The Loss of Seed Diversity Endangers Our Food & Health
Seeds are the foundation of life, from fruits and vegetables to grain and livestock feed; without them we have no food.
It is estimated that upwards of 90% of our caloric intake directly or indirectly comes from seeds.
Communities are banding together to save and share heirloom and open pollination seeds that are in danger of disappearing from our planet as a result of industrialized agriculture and multinational corporations that control the majority of our seed supply.
In the 80 years between 1903 and 1983, we lost 93% of the variety in our food seeds.
According to Rural Advancement Foundation International:
- We went from 497 varieties of lettuce to 36
- We went from 288 varieties of beets to 17
- We went from 307 varieties of sweet corn to 12
The heirloom tomato has also taken an hit, losing at about 80% of its diversity over that 80 year frame.
It is tragic that a lot of these precious plants are being replaced by patented genetically engineered (GE) varieties
GMOs (Genetically modified organisms) are a very serious threat to our environment and our health.
The US has the strictest food safety laws in the world governing new additives, but the FDA has allowed GMOs to evade those laws.
The sole purported legal basis for the marketing of GE foods in the US is the FDA’s claim that they are “Generally Recognized as Safe” (GRAS) that claim is fake.
Documents released as a result of a lawsuit against the FDA reveal that the agency’s scientists warned superiors about the extraordinary risks of GE foods, their warnings were ignored, and covered up.
According to the law, no GE food can qualify as GRAS unless there is overwhelming consensus about its safety within the scientific community, and that consensus cannot be based on hypotheses or speculation, it must be based on solid evidence.
In the case of GE foods no such evidence exists.
FDA’s own files contain the admission that they did not have any technical evidence upon which to base their presumption that GE foods are GRAS.
On 24 January 2015 a statement signed by 300 scientists was published in a peer-reviewed journal asserting that there is no scientific consensus about the safety of GE foods, which confirms that they are on the US market illegally.
The American Academy of Environmental Medicine wrote, “There is more than a casual association between GE foods and adverse health effects.” They go on to cite specific scientific evidence pointing to potential organ damage from GE foods (liver, kidney, spleen, and GI system), accelerated aging, immune dysregulation, infertility… and the list goes on and on and on and on.
The strongest power is the consumers’ pocketbook.
We can take back control over our food supply with the choices we make about the foods we eat, the seeds we plant, and the products we use.
Below are some suggestions, as follows:
- Stop buying non-organic processed foods. Instead, build your diet around whole, unprocessed foods, especially raw fruits and vegetables, and healthy fats from coconut oil, avocados, organic pastured meat, dairy, and eggs, and raw nuts
- Buy most of your foods from your local farmer’s market and organic farms
- Cook most or all your meals at home using whole, organic ingredients
- Frequent restaurants that serve organic, cooked-from-scratch local food.
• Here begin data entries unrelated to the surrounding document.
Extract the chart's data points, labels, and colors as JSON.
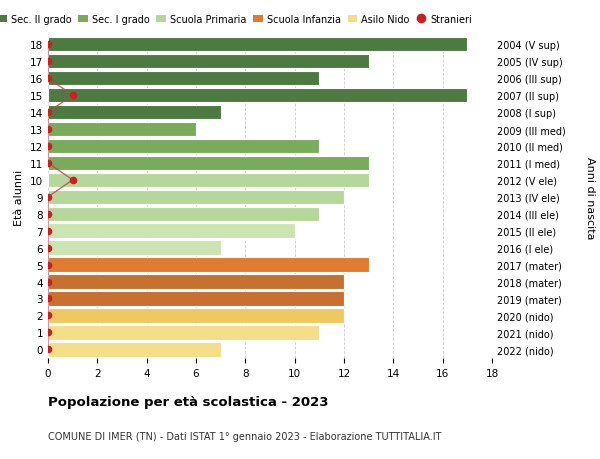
{
  "ages": [
    18,
    17,
    16,
    15,
    14,
    13,
    12,
    11,
    10,
    9,
    8,
    7,
    6,
    5,
    4,
    3,
    2,
    1,
    0
  ],
  "values": [
    17,
    13,
    11,
    17,
    7,
    6,
    11,
    13,
    13,
    12,
    11,
    10,
    7,
    13,
    12,
    12,
    12,
    11,
    7
  ],
  "stranieri_x": [
    0,
    0,
    0,
    1,
    0,
    0,
    0,
    0,
    1,
    0,
    0,
    0,
    0,
    0,
    0,
    0,
    0,
    0,
    0
  ],
  "right_labels": [
    "2004 (V sup)",
    "2005 (IV sup)",
    "2006 (III sup)",
    "2007 (II sup)",
    "2008 (I sup)",
    "2009 (III med)",
    "2010 (II med)",
    "2011 (I med)",
    "2012 (V ele)",
    "2013 (IV ele)",
    "2014 (III ele)",
    "2015 (II ele)",
    "2016 (I ele)",
    "2017 (mater)",
    "2018 (mater)",
    "2019 (mater)",
    "2020 (nido)",
    "2021 (nido)",
    "2022 (nido)"
  ],
  "bar_colors": [
    "#4d7a40",
    "#4d7a40",
    "#4d7a40",
    "#4d7a40",
    "#4d7a40",
    "#7aab5a",
    "#7aab5a",
    "#7aab5a",
    "#b5d89a",
    "#b5d89a",
    "#b5d89a",
    "#cce4b2",
    "#cce4b2",
    "#e07b30",
    "#c87030",
    "#c87030",
    "#f0c860",
    "#f5de88",
    "#f5de88"
  ],
  "stranieri_line_color": "#c84040",
  "stranieri_dot_color": "#cc2020",
  "legend_labels": [
    "Sec. II grado",
    "Sec. I grado",
    "Scuola Primaria",
    "Scuola Infanzia",
    "Asilo Nido",
    "Stranieri"
  ],
  "legend_colors": [
    "#4d7a40",
    "#7aab5a",
    "#b5d89a",
    "#e07b30",
    "#f5de88",
    "#cc2020"
  ],
  "title": "Popolazione per età scolastica - 2023",
  "subtitle": "COMUNE DI IMER (TN) - Dati ISTAT 1° gennaio 2023 - Elaborazione TUTTITALIA.IT",
  "ylabel_left": "Età alunni",
  "ylabel_right": "Anni di nascita",
  "xlim": [
    0,
    18
  ],
  "ylim": [
    -0.5,
    18.5
  ],
  "xticks": [
    0,
    2,
    4,
    6,
    8,
    10,
    12,
    14,
    16,
    18
  ],
  "background_color": "#ffffff",
  "grid_color": "#cccccc"
}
Many restaurants, especially chain restaurants, use processed foods for their meals,
- Buy only organic, open-pollinated, and heirloom seeds for your garden, which applies to both decorative plants and edibles; they’re obtainable from seed swaps, seed libraries, and exchanges.
- Boycott all lawn and garden chemicals (fertilizers, pesticides, etc.) unless they are “OMRI Approved,” which means they’re allowed in organic production. If you use a lawn service, make sure they’re using OMRI Approved products as well
And, join the Organic Consumers Association’s new campaign, “Buy Organic Brands that Support Your Right to Know” (http://buycott.com/campaign/674/buy-organic-brands-that-support-your-right-to-know)
Seed Saving Resources
To begin saving your own seeds, there are 4 Key steps, as follows:
- Choose the right plants
- Collect their seeds
- Cleaning the seeds
- Storing the seed correctly
Below are some excellent seed saving resources, as well as suggestions for where to purchase open-pollinated and heirloom seeds, as follows:
- Organic Seed Growers and Trade Association (OSGATA): National non-profit organization committed to protecting, promoting, and developing the organic seed trade and its growers
- Seed Savers Exchange: Organization whose mission is to promote saving and sharing of heirloom seeds and plants
- SeedSave.org: Online seed school with free downloadable book about the basics of seed saving
- Hudson Valley Seed Library: Hudson is much more than a library check it out.
The seed saving movement is growing.
Again, communities are banding together to save and share heirloom and open pollination seeds that are in danger of disappearing from our planet as a result of industrialized agriculture and multinational corporations that control the majority of our seed supply. Do your part.
Eat healthy, Be healthy, Live lively.